Oh, I really think you, too, will love this one, Laura:)). She is a wonderful writer and this is her at her very best…
This book intrigued me when you first mentioned it in a previous post, and now that I’ve read your review I understand why it called out to me 🙂 so that I added it to my “wanted” list.
I know what you mean about finding a particularly good, well-written story and for a while not being able to find its equal: it might be unfair to other good books, but when this kind of work touches us so deeply there is nothing to be done about it…
Thanks for sharing!
You’re very welcome, Maddalena. Yes… it’s not that often that a book sinks its hooks RIGHT in my soul like that. And the lovely thing is that when I say a thing like that on this site – I know other folks visiting will know EXACTLY what I mean. Which doesn’t happen all that often in real life…:)
Oooo, I’m digging this, and putting on my Goodreads list! 😀
Oh do! I’d love to get your take on it – there is a real Brit feel about this book and the supernatural creatures are wonderful, based as they are on ancient folklore from around the country.
This certainly sounds FASCINATING!! I LOVE stories based on ancient legends, and this one certainly does seem to fit the bill! Besides, the legends of the British Isles are particularly enthralling! So thanks for the heads-up on this one, Sara! I’m adding it to my Goodreads shelves!
Thanks for the lovely review, as well!! HUGS!! ❤ ❤ ❤ 🙂 🙂 🙂
So glad you, too, love the idea of the British legends infusing this fantasy – I’d love to get your view of this one, given that I simply fell in love with it:)).xxx
Added to the wishlist. Sounds terrific and like something I would love.
It is – my favourite book of the year so far…
Wow! Impressive rating. Your description of the book leaving you drained and slightly giddy was how I felt after finishing the last pages of Housekeeping by Marilynn Robinson. I still am not sure about the ending. Another book club friend and I decided to bring it up at the next meeting where we are scheduled to discuss this particular book.
Oh, this one really blew me away… Yes – books that get under your skin and inhabit your inscape do leave you drained, don’t they?
I love that you are teaming up with a friend to chat over how the Marilynn Robinson book leaves you feeling… I hope you are having a great weekend, Rae:)

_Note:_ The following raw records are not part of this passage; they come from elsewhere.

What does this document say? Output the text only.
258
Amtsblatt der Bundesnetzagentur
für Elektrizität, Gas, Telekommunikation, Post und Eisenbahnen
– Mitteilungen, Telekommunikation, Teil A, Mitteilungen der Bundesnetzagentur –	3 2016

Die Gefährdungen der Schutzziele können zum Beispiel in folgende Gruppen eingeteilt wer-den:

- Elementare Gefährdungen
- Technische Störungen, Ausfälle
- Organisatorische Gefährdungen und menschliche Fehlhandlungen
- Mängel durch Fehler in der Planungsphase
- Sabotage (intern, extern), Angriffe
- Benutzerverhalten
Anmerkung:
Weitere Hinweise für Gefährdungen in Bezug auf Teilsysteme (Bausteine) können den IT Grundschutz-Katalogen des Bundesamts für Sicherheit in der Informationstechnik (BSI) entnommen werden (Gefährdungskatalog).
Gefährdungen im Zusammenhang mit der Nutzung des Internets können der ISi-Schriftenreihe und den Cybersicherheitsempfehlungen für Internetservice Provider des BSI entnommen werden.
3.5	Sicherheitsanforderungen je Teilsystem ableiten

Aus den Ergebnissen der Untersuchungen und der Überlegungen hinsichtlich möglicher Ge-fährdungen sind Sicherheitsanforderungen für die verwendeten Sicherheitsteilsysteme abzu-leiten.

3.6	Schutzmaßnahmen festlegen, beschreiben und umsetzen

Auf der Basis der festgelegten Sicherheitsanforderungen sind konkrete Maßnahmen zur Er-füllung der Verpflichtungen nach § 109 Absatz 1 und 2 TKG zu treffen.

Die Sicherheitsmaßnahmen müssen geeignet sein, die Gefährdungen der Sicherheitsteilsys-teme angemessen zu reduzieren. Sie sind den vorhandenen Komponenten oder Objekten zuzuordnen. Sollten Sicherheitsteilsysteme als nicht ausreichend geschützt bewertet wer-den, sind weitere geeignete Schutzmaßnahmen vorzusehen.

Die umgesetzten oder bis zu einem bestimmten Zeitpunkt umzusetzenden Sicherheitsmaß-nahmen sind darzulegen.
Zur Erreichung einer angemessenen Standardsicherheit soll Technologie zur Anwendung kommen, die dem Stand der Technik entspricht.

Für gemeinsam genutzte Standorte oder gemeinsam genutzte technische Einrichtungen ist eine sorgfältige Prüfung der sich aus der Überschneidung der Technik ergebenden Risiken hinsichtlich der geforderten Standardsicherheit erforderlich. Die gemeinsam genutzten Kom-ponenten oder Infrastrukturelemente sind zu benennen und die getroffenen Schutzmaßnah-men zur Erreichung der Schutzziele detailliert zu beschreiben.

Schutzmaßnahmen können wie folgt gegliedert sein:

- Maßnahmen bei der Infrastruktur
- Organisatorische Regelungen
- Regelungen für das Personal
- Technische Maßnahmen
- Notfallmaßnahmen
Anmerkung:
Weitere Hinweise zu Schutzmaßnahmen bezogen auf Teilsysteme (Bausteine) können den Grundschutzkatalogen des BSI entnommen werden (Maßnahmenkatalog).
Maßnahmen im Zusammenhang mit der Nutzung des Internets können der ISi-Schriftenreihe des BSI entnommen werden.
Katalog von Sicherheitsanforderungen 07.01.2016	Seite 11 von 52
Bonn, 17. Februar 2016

Ooooh, this sounds very interesting! I’m definitely putting it on my wishlist. (And I’m not sure whether I should thank you or complain that I added yet another book to the long queue… 😉 )
I know… I know – but at the risk of sounding like a used-car salesman – this one really IS special.
I’ll keep my eye on it. Thinking of getting a new e-reader for Christmas (the old one is like 10 years old…), so my reading habits might finally pick up.